What goes around, comes around. Kali first showed up for me in 2018. She stood behind me, in her fierce aspect, and as she hovered over me, black India ink filled my body, eradicating me. Was that fierceness? or love? or both? That experience remains vivid in my memory. An image very close to the one above is what arose when I sensed into her presence.


Then, last month, Kali shows up again. But this time is different.


I am listening to a podcast recommended by a friend. Half-listening, really. Then he starts talking about Kali. Oh, Kali! Now I'm listening. Of all the experiences he describes, this is the one that galvanizes my attention.


The next morning, I am reading a newsletter from a group I follow, Morbid Anatomy. Their articles are eclectic. That morning, there is an article featuring...Kali. This is not their regular fare.

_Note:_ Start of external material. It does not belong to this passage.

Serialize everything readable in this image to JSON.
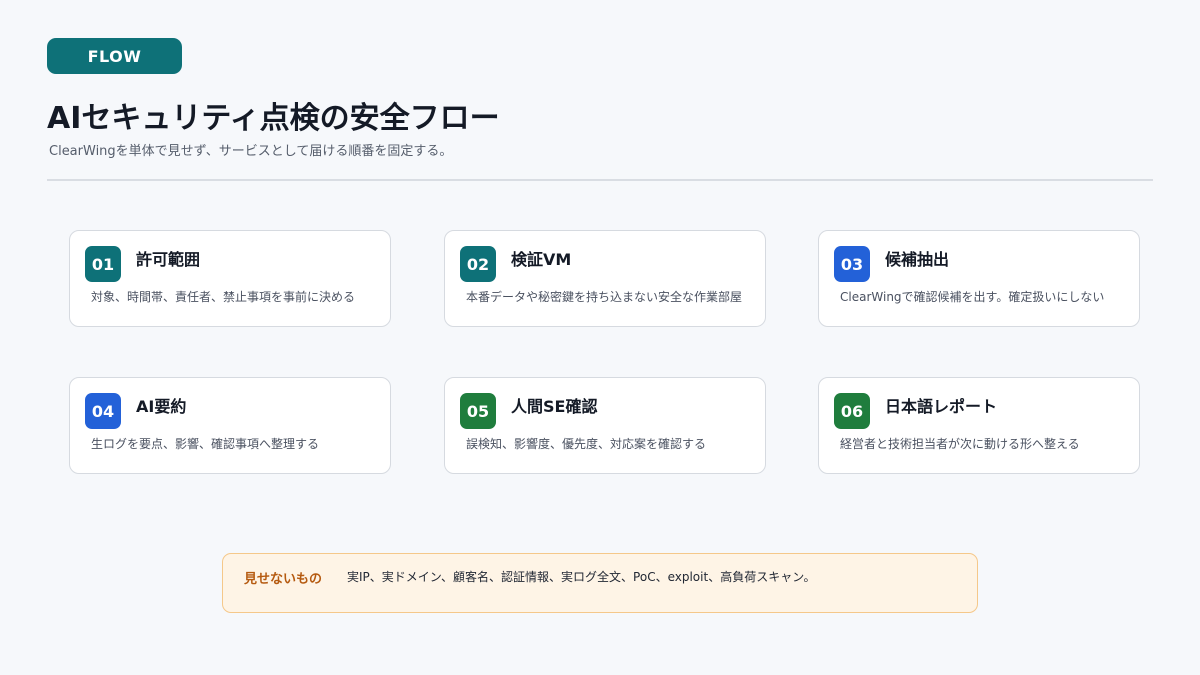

The next day, I am going through a box of books that I culled from my bookshelves a year or more ago, deciding what to sell and what to give away. In the box is a book about Kali, which I had forgotten I had.


Many of us would call these events "synchronicity." I certainly did, although I don't anymore. What does "synchronicity" even mean? Do you know? What are we saying when we use the word, "synchronicity"?


We have Carl Jung to thank for this use of the word. His description of synchronicity was an "acausal connecting principle," linking inner experience to the outer world. Sometimes, these experiences have "a certain numinous quality." I hear someone speak about Kali, then I serendipitously encounter an article about her, and then a book. It kind of gives me shivers.


Some people take experiences of synchronicity to be signs that things are proceeding well. They are on the right track. I'm not quite sure where this comes from, but it seems common. We give meaning to experiences.


But what if synchronicity isn't acausal? What if there is a cause? What if the overlapping of experiences in time, in ways that seem uncanny, are actually something else? And what if our determination to find meaning in them is an add-on to the bare experience? What would you think about an alternative explanation? Would it deprive you of something meaningful? Or would it open new vistas for you?